Van Slyke, Wayne

Flints first family of softball has another member headed to the Greater Flint Area Sports Hall of Fame. Wayne VanSlyke, who pitched eight no-hitters and one perfect game, joins wife Angie and brother Melvin in the Greater Flint Area Sports Hall of Fame. Angie and Melvin were both members of teams that were honored. “It means a great deal to me,” said Angie who was inducted in 1996 as part of the 1946 IMA girls’ softball team. “We’re thrilled about it. A lot of people who know about him are no longer here. But I wanted to see him get credit for the clever little pitcher he was.

“He pitched when softball was really big in Flint. He was the premier pitcher in that league. He was a great fielder in his own right. He fielded his position like Greg Maddux fields his.” VanSlyke was a star on area diamonds in the 1930s and ’40s. It was at the old IMA Park near what is now UM-Flint where he met Angie, who was a standout softball player and bowler.

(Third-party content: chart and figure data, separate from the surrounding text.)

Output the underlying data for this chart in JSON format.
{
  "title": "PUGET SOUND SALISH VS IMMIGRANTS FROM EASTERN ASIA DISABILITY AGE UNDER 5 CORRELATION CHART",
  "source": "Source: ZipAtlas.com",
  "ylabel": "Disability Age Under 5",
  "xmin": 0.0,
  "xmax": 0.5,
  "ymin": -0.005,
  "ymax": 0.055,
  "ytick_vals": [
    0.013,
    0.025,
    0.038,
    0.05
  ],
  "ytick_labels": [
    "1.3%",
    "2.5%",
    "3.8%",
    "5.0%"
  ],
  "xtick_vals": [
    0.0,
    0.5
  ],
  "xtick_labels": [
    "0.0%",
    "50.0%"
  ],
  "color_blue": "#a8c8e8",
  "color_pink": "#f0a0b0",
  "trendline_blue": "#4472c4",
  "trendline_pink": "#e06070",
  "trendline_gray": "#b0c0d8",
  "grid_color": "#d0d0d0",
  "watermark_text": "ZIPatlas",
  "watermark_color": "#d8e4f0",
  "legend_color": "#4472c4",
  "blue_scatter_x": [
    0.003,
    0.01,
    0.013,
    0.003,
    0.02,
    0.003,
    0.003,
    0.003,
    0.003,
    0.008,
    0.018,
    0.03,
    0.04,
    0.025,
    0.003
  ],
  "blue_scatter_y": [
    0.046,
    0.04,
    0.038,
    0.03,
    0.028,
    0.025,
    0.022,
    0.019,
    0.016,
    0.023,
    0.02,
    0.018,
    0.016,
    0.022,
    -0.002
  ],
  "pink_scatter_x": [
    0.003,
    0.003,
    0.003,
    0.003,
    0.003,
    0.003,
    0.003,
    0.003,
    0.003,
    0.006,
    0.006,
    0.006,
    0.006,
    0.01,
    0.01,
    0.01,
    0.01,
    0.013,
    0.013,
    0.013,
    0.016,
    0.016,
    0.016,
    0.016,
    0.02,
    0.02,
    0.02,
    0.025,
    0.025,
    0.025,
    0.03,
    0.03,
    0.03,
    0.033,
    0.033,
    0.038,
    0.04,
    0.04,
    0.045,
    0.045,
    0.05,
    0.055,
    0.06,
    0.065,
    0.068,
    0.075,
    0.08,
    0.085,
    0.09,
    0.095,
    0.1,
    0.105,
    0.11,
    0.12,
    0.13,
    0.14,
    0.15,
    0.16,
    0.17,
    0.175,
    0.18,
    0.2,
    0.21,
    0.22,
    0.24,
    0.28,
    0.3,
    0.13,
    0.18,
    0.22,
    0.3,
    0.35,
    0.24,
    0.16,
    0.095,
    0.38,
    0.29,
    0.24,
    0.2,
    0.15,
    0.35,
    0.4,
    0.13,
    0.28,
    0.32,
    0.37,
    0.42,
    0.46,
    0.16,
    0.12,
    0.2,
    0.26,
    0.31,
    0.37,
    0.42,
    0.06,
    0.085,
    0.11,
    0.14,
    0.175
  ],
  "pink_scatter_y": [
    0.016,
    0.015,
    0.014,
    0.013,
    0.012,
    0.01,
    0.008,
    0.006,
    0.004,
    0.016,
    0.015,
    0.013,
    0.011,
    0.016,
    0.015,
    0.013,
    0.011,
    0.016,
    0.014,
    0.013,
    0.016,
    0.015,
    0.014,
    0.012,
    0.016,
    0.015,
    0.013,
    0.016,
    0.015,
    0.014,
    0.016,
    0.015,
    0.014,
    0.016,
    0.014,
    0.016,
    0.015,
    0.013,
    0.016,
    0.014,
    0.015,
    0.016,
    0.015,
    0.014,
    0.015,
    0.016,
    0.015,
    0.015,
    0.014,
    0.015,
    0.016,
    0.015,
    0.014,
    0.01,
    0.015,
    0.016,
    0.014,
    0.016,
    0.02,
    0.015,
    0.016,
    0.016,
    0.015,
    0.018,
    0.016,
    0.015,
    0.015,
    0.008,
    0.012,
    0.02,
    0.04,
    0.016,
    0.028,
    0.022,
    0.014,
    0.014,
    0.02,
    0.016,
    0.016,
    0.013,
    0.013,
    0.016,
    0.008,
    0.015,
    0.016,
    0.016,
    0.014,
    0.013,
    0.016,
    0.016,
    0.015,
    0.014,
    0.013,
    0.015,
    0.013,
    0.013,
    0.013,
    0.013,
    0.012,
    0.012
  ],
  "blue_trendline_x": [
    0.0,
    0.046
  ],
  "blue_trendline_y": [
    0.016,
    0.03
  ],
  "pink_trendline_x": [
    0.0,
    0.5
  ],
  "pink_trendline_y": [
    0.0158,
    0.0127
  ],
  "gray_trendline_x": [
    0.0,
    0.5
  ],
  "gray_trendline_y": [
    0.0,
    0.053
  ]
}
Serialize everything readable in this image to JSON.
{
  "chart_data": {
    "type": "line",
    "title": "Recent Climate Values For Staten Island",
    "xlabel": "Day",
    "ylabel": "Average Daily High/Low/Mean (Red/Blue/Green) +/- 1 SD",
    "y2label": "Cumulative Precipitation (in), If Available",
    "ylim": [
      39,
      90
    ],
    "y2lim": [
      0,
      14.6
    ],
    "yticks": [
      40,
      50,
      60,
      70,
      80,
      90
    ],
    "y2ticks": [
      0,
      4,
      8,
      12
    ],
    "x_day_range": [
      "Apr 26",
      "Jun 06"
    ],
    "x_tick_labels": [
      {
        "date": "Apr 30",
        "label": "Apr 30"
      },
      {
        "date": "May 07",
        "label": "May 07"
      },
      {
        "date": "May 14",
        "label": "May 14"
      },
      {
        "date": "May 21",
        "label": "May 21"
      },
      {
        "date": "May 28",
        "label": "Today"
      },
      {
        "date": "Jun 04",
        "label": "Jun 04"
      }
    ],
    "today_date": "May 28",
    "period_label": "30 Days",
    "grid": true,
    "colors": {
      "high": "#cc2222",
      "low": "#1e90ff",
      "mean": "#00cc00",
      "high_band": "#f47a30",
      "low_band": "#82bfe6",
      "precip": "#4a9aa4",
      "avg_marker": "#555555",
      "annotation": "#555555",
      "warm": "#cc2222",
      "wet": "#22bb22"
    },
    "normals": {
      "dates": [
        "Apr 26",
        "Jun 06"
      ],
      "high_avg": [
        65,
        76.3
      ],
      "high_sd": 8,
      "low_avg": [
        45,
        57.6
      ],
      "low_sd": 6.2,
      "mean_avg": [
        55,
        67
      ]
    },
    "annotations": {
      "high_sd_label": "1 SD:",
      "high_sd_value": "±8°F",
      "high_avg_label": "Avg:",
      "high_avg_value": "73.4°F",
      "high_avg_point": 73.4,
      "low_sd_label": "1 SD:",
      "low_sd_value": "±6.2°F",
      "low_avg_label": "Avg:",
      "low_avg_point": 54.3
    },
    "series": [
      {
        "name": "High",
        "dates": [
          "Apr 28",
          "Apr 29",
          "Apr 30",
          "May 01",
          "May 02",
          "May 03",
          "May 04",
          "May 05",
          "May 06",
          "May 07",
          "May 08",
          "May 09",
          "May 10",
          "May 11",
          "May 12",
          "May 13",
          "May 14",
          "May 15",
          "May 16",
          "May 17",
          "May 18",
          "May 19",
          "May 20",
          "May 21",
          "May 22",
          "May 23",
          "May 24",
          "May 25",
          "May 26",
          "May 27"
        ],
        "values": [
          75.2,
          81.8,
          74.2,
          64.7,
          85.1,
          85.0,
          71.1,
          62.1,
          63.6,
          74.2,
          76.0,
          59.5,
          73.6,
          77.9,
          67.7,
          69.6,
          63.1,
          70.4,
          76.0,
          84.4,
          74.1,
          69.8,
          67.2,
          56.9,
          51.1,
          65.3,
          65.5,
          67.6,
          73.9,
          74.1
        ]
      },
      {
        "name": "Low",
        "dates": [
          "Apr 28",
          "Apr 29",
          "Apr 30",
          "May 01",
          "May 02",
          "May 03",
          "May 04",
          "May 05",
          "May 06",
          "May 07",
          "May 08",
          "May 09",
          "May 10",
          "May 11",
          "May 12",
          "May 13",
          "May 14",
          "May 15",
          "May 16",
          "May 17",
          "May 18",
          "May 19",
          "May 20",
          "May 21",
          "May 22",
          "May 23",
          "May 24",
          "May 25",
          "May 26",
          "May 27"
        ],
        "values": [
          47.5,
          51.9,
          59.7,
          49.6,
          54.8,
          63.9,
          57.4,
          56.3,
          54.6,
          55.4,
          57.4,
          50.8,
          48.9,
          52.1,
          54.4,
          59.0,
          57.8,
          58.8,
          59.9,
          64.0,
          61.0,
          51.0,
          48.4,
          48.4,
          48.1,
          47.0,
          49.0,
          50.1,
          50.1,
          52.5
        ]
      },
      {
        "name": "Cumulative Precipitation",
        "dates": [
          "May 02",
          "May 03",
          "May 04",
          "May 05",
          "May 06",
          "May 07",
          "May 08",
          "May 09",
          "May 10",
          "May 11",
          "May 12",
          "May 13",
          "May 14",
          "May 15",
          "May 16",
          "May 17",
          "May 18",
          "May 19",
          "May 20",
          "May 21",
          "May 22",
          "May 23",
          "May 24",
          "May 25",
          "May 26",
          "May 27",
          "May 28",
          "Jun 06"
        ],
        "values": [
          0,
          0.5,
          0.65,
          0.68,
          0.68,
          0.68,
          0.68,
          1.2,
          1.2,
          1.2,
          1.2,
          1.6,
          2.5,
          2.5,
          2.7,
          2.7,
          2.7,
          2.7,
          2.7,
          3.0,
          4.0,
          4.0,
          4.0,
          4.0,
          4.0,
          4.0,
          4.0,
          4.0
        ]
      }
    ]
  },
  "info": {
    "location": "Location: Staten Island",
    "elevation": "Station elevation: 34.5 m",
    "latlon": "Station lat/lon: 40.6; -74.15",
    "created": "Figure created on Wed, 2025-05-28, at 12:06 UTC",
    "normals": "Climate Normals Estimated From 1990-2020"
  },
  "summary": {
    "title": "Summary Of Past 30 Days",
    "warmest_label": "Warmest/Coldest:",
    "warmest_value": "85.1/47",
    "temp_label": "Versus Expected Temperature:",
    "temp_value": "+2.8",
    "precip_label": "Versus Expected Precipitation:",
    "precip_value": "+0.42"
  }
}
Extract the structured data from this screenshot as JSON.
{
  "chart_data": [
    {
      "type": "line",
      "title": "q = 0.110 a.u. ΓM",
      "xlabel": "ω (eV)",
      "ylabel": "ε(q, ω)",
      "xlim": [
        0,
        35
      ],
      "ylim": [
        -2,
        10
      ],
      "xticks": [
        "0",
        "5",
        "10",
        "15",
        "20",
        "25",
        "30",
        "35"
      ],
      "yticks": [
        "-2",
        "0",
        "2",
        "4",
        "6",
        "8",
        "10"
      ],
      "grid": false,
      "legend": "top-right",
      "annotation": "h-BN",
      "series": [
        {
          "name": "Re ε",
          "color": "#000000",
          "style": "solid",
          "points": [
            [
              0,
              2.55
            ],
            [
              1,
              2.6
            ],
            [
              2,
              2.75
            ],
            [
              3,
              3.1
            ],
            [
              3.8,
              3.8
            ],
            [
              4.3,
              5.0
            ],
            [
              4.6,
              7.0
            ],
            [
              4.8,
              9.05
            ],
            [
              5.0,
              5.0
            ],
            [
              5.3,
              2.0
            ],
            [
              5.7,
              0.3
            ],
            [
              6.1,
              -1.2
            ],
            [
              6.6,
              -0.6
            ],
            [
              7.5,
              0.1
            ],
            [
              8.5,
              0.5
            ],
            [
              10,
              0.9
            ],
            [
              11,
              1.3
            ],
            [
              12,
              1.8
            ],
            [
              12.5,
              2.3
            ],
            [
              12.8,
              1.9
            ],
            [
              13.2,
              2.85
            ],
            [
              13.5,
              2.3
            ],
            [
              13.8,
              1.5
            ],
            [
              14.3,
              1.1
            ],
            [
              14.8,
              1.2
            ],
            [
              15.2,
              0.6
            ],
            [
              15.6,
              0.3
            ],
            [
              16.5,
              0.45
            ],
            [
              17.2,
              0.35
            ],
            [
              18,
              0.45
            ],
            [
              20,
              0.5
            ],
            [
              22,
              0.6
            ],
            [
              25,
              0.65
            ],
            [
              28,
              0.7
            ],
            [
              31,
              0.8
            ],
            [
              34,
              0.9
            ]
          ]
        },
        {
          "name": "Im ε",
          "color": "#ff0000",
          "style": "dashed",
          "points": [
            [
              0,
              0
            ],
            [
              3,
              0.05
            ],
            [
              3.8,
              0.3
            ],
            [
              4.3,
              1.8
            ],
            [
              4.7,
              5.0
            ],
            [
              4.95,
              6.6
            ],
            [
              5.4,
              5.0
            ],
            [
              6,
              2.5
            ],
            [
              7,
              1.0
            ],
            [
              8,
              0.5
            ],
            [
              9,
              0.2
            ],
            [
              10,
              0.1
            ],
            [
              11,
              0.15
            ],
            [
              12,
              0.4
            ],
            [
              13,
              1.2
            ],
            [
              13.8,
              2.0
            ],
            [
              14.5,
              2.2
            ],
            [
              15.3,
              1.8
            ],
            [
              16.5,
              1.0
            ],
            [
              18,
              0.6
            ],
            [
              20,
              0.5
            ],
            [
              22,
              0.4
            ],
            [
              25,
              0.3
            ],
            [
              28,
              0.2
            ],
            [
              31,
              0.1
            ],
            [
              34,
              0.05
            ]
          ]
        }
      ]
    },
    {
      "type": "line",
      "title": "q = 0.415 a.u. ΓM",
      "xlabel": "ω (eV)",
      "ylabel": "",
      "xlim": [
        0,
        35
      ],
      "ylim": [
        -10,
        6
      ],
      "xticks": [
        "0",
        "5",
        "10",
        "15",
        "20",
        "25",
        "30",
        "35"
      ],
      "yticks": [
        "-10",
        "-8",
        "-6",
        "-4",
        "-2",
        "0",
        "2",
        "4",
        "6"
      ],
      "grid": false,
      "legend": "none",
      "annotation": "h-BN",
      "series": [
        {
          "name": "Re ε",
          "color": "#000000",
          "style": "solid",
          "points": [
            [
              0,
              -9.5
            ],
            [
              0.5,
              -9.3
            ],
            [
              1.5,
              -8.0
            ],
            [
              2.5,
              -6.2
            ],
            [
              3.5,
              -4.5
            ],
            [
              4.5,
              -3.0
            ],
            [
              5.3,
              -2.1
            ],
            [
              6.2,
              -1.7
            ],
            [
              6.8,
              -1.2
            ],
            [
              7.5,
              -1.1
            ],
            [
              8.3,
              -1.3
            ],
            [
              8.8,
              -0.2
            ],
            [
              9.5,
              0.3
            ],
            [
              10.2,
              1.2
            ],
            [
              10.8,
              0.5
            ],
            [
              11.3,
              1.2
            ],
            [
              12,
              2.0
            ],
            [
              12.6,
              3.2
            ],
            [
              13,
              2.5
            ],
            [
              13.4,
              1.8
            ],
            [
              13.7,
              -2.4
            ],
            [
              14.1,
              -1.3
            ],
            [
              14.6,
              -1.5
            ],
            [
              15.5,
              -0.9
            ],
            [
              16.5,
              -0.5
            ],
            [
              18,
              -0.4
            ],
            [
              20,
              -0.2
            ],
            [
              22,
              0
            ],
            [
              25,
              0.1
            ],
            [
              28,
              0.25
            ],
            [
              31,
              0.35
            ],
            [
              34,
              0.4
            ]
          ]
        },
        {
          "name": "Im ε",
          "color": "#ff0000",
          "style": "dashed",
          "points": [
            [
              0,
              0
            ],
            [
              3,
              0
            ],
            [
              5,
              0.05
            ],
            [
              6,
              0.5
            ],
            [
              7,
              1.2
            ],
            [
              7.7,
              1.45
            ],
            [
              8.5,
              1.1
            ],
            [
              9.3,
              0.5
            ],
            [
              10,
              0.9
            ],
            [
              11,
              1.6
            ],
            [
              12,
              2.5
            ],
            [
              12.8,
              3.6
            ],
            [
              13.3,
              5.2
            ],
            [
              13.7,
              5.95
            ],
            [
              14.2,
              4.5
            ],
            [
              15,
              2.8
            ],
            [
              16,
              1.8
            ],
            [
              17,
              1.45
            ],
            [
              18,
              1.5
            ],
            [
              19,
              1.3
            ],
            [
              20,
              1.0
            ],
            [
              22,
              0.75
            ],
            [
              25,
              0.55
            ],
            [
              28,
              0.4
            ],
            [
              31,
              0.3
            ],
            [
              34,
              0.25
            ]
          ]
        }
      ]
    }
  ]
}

“We used to play doubleheaders,” said Angie, who also pitched when she wasn’t playing centerfield or first base. “We would play the preliminary game and they played the last game. He could throw a pitch where the seams don’t revolve and he taught me to throw that. It was very effective. We played golf together, bowled together, went to ballgames together.

When his fast pitch career ended, VanSlyke took up blooper ball and played well into his ’60s on a 30 and-over team where most of the players were young enough to be his sons. One of his sons, Mike, remembers watching his dad baffle batters as a blooper ball pitcher. “Remember, you had to pitch it higher than the batter’s head and it had to hit the plate to be considered a strike.”

Mike VanSlyke said, “It was not unusual for a score in blooper ball to be 20-18. It was a hitter’s game. He was a very effective blooper ball pitcher because he pitched it 12-14-feet high. He pitched a knuckle ball and it came almost straight down. It was extremely tough to hit. The higher the guy could pitch the better.” At one point, VanSlyke’s fast pitch teams rode his arm into the state tournament nine times in 10 years. But he didn’t take credit for the team’s success. “I don’t strike out many batters,” VanSlyke said in a 1944 Flint Journal story.

“But I always have had a good fielding team behind me. That’s the main reason the teams I’ve played on have been so popular. I think fans would rather see a flashy fielding team than a pitcher fanning all the hitters.” Mike VanSlyke said his dad frequently deflected praise from himself to his infielders. “One of the reasons he gave that much credit is because nobody ever hit the ball out of the infield when my dad pitched,” Mike VanSlyke said.

“Athletics in Flint in the ’50s and ’60s were a pretty big deal. To be recognized by the Greater Flint Area Sports Hall of Fame and to be put in the same category as some of our outstanding athletes who have had professional careers is a pretty big deal.” Softball wasn’t the only sport at which VanSlyke excelled. He was also an avid bowler, loved to fish and took up golf in 1974 at age 60, when he retired from Buick after 34 years. “He was a good bowler,” said Angie VanSlyke, who was married to Wayne for 51 years. “He never bought a new ball. He bought one once at Goodwill and bowled a 697 series with it.”

VanSlyke was also a talented singer who declined an invitation to audition for a popular group during the big-band era, Angie said. His family has deep ties to the Flint area dating to the 1800s.

VanSlyke Road is named after his father’s family and Torrey Road was named after his mother’s family, according to Angie VanSlyke. VanSlyke, a 1933 high school graduate who never played varsity sports at Flint Central, died in 1998 at age 84 after a battle with Alzheimer’s Disease. “The last few years were not so good,” Mike VanSlyke said. “But he enjoyed 20 years of a great retirement.”